Knowing he was probably making a mistake, and one that might get him in a world of hurt and trouble, he nevertheless ducked low and moved away from the truck, toward the corner of the house.
They sat facing each other at a small square table, which had once worn a lacy tablecloth, but was bare and scarred now. Since his wife’s death, Wellman hadn’t seen the need for those little touches that made ordinary things look pretty, not when the only thing he had ever considered pretty was buried in cold, uncaring earth. He offered Jack the bottle of Scotch and watched the man pour himself a half glass.
“Do you know who did this to her?” He accepted the bottle but did not take his eyes from Jack’s face as he filled his cup.
“Not for sure, no,” the other man said, before taking a draw from his glass that almost emptied it. “I mean…I didn’t see ’em do it, or nothin’, but…”
“Go on,” Wellman urged when it seemed the man had snagged on his own thoughts.
Rain pattered at the window. The single bulb above them, hooded by a floral glass shade that was the room’s sole concession to decorativeness only because the doctor couldn’t for the life of him figure out how to remove it without breaking it, made their shadows long and blurry. It was not yet night, but plenty dark, almost as if Jack Lowell and his boy had brought it with them.
“You remember those kids that went missin’ years back?”
Wellman nodded. “Backpackers. Couple of guys and their girls. I remember.”

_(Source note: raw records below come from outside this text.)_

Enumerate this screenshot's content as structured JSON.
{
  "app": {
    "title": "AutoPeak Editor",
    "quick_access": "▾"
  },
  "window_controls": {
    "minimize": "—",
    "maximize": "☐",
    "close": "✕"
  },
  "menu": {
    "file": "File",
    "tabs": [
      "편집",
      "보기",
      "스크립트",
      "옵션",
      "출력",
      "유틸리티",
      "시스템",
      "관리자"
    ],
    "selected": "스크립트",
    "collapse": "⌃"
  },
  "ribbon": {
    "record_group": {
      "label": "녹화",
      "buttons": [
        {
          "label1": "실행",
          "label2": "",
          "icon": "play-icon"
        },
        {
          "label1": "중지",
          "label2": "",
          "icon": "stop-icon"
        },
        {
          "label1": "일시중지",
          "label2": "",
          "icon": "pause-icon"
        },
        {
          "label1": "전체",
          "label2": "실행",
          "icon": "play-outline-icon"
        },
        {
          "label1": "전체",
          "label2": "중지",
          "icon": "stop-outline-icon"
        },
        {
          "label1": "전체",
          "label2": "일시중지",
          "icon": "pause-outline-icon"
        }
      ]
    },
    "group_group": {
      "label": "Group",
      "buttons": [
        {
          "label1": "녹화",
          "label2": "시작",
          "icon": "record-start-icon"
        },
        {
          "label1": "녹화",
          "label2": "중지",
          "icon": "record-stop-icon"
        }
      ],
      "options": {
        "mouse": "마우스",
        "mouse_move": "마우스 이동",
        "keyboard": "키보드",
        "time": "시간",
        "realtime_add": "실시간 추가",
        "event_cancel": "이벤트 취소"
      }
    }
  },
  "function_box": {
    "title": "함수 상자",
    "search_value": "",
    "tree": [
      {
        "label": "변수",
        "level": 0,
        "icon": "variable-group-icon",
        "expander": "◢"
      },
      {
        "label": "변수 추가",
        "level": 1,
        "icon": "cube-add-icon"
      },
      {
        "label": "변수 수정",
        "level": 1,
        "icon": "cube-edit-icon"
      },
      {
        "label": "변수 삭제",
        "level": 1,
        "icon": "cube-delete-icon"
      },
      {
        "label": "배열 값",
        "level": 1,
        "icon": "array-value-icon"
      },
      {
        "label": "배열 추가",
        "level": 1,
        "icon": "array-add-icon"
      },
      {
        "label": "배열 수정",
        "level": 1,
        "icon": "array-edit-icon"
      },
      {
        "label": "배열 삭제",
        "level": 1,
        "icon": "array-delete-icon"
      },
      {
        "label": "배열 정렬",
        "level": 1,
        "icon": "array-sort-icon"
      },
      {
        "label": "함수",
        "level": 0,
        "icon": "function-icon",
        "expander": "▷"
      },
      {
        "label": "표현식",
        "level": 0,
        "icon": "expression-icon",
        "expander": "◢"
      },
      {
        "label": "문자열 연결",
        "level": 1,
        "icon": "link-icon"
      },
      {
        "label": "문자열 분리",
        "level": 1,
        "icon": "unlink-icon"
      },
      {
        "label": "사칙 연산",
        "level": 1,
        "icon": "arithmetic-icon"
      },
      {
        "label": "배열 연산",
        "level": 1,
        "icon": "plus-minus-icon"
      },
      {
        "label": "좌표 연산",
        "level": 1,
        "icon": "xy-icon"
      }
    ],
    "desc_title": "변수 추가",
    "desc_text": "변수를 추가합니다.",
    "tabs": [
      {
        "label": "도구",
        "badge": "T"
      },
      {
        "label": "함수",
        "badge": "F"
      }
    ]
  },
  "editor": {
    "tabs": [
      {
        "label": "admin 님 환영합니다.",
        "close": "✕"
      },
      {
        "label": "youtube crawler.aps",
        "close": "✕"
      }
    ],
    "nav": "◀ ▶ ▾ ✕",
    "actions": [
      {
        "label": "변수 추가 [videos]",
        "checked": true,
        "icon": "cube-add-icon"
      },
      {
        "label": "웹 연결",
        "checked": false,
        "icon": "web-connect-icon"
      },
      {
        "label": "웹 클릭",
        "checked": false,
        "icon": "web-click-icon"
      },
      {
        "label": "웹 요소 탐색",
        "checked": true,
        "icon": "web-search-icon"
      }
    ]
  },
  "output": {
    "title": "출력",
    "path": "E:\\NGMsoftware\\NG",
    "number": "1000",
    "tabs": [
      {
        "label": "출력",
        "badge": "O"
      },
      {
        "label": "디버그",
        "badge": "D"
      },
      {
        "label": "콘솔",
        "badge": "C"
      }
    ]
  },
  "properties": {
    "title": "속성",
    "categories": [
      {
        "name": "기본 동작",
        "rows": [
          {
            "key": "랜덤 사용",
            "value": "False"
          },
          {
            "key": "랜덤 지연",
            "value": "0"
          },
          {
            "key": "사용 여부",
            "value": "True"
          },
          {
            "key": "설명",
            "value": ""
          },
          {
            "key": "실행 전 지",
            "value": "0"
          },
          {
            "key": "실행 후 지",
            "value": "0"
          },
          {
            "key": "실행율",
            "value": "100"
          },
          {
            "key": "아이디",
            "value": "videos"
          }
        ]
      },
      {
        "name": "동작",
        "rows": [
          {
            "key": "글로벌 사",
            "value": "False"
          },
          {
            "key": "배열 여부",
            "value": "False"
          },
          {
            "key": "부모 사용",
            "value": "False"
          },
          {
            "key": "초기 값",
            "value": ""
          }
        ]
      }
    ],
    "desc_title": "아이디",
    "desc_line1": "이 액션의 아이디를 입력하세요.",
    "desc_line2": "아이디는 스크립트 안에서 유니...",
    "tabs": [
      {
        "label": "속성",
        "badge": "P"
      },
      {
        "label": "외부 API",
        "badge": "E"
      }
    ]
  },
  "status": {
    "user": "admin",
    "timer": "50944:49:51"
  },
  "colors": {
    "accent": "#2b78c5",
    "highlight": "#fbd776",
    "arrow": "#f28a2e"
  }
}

“Yeah. You remember the big fuss around here at that time. Kids were rich. Once their folks found out that Elkwood’s where they’d last been seen alive, they came down here like an army, put the screws on the Sheriff pretty bad. Newsfolk and everythin’.”
“That’s right.”
“I saw those kids.” He joined his hands around the glass. There was dirt caked beneath his nails, his grubby fingertips touching.
Wellman sat back. “When?”
“Gave ’em a lift that day. Saw ’em all out there on the road, in that heat, sweatin’ like a buncha hogs. Felt kinda bad for ’em, even though no one in their right mind should be out walkin’ in that kinda heat. So I told ’em to pile in. Took ’em as far as the General Store, though it were closed. Even offered to take ’em farther if they wanted. They didn’t. Heard one of ’em say the truck smelt like cowshit. ’Nother one said I was like somethin’ outta Deliverance, whatever the hell that is.”
“A movie,” Wellman told him. “’About a bunch of hillbillies who hunt some city folk.”
Jack considered this for a moment, then smiled, but only briefly. “Yeah. Anyways, I left ’em there, and they went missin’ soon after.”
“So you didn’t see what happened?”
“No, but my place’s only about twenty miles from the store. Only other house ’tween here and there is the Merrill’s. Out there in the woods past the river.” At the blank look on the doctor’s face he said, “They don’t come into town much. Keep to themselves. They have a junkyard. Hunt their own food. Buncha brothers, far’s I know. Heard there used to be a sister too, but for all I know that might be just talk. Only one I ever seen in town is their old man, and he’s a scary lookin’ sumbitch. Has a way’a lookin’ at you…like he’s lookin’ inside your skull or somethin’…readin’ your thoughts or…” He trailed off, and drained the glass.
Wellman refilled it. “So you think they had something to do with those kids going astray?”
“I do.”
“But…why? They could’ve gone anywhere. Might even have passed your place that day and you just didn’t see them.”